As províncias de Nampula e Zambézia lideram a lista de casamentos prematuros. O que é que está a ser feito para reverter a situação?

Temos trabalhado com afinco com as diferentes organizações que se encontram lá para sensibilização e divulgação da estratégia. Coordenamos também com as lideranças comunitárias e religiosas para que todos tenhamos a mesma linguagem no que diz respeito ao combate deste tipo de casamento. Encontrámos mecanismos de retenção das raparigas na escola e isto é muito importante para nós, pois são as bases que elas precisam para amanhã se tornarem autónomas. Estamos, também, a promover o empoderamento económico da própria rapariga, através de formações económicas, o que permite a criação de bases de estabilidade e protecção económica…

Existe alguma pretensão de criação de instrumentos legais que fortaleçam a protecção da rapariga?

Presentemente estamos a fazer um trabalho de protecção legal, porque na nossa lei a rapariga pode se casar aos 16 anos, bastando ter a autorização dos pais. O nosso objectivo é corrigir este facto e trazer os 18 anos como  idade núbil à semelhança de outros países da África Austral.

A prática de ritos de iniciação ainda constitui um dos factores que contribuem para o elevado índice de gravidezes precoces. Como está a ser tratada esta realidade?

Os valores culturais devem ser preservados, pois eles também contribuem para a educação e preservação de valores. Em nenhum momento devemos pô-los em causa. Temos conversado com matronas e madrinhas dos ritos de iniciação no sentido de lhes fazer perceber da importância da rapariga ir à escola e se tornar autónoma um dia. A nossa preocupação é que dentro destes ritos retiremos os valores que se revelem nocivos.

Estão a alcançar os resultados pretendidos?

Sim. Um dos grandes avanços é que, actualmente, estes são realizados ao longo das férias escolares. Agora estamos a trabalhar com as madrinhas e matronas para que os conteúdos dos ritos sejam seleccionados e transmitidos por etapas e de forma diferenciada em função da idade tanto dos rapazes assim como das raparigas. Temos também esta realidade de práticas nocivas em algumas seitas religiosas que estimulam ou encorajam casamentos prematuros. Algumas igrejas, por exemplo, defendem que é possível uma criança ser preservada por um homem mais velho desde que seja para o seu bem. Mas a nossa posição é que qualquer violação do direito da criança deve ser posta em causa e criminalizada.

Está a surgir um novo tipo de prostituição nas cidades em que as adolescentes se envolvem com pessoas mais velhas com objectivo de ganhar dinheiro para satisfazer vaidades e não só. Como vê este fenómeno?

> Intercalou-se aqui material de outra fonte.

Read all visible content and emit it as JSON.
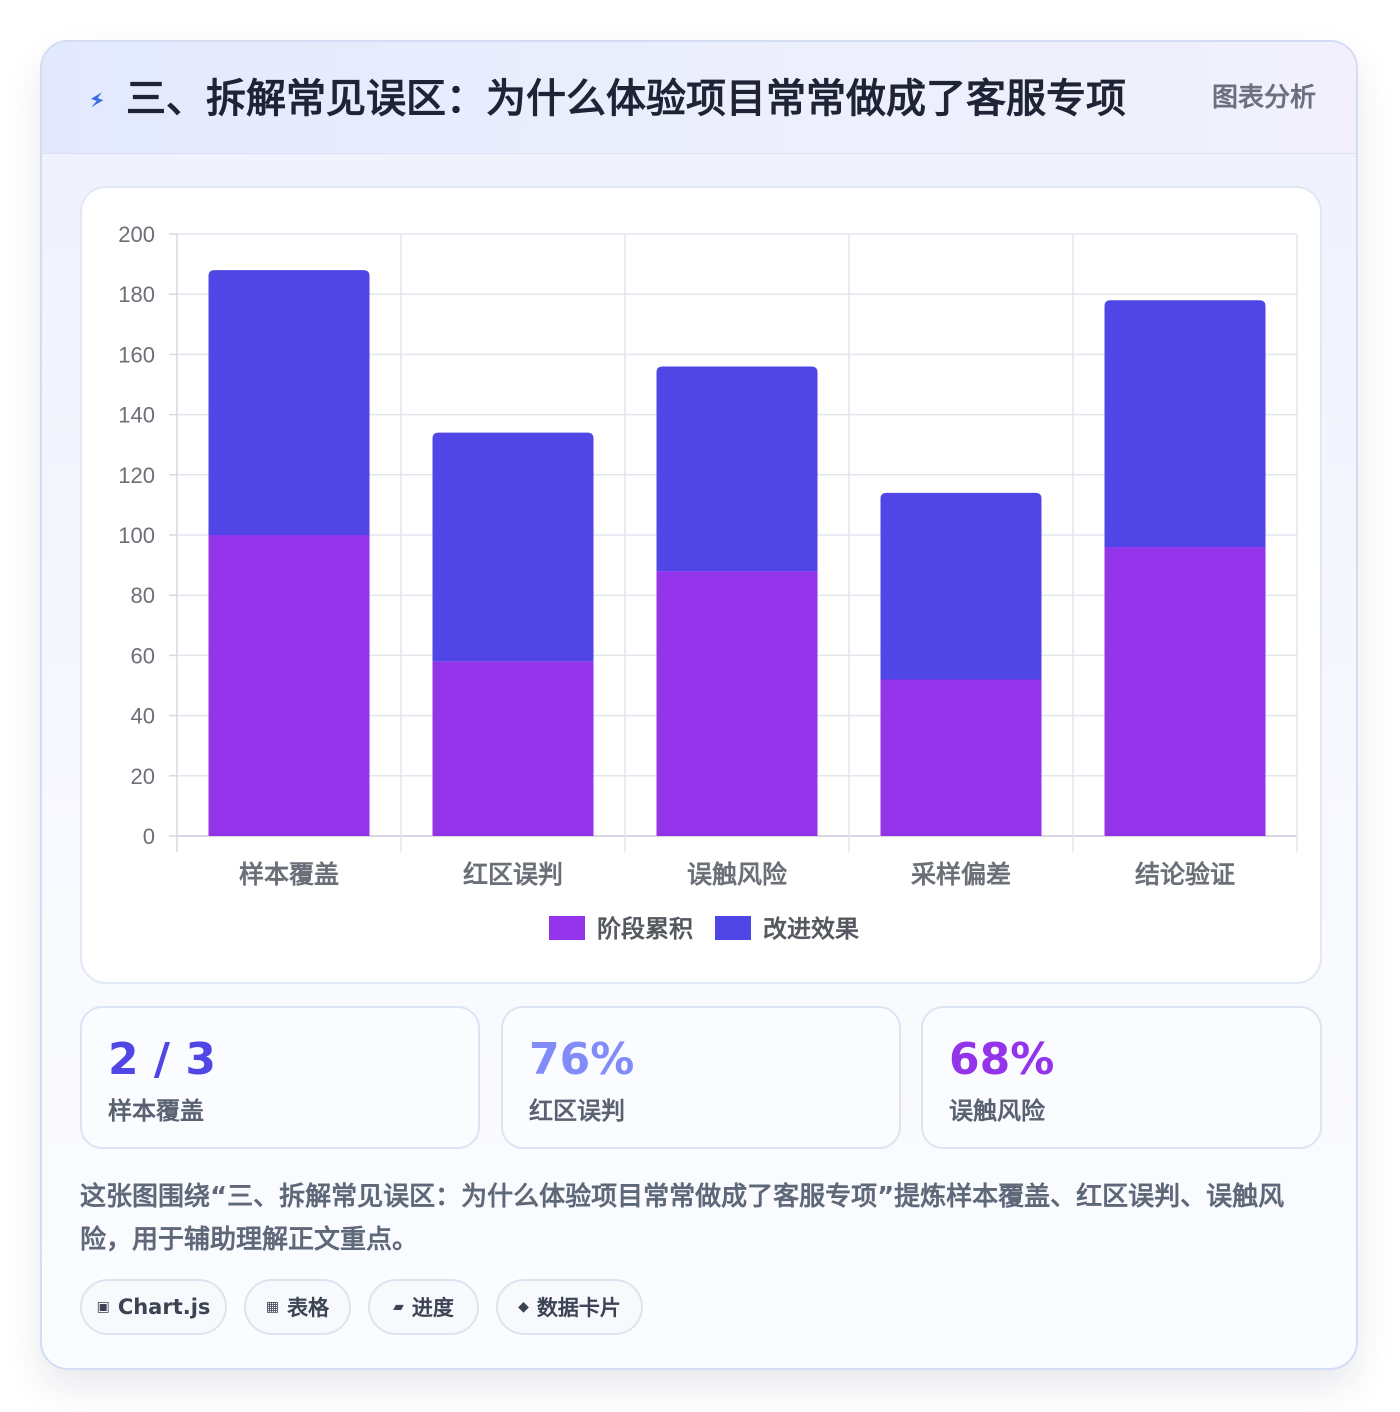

Esta é uma situação que nos preocupa sobremaneira como Governo. Mas a nossa posição é clara quanto aos direitos da criança e o que deve acontecer é a criminalização dos autores deste mal. Pois, a partir do momento em que temos uma pessoa adulta a envolver-se com uma criança, estamos diante de um crime. Mas também devemos fazer a consciencialização da própria rapariga no sentido de perceber que não só é uma prática nociva como também prejudicial para a sua saúde física e mental.

Como sair deste problema?

Um dos objectivos que temos no momento é a formação profissional da rapariga para ela começar a ter esta capacidade económica e financeira. A pobreza tem contribuído para a vulnerabilidade da rapariga, pois em alguns momentos temos crianças que são chefes de família e que não têm ninguém que as ajuda e/ou proteja.

Estará a sociedade no auge da crise de valores?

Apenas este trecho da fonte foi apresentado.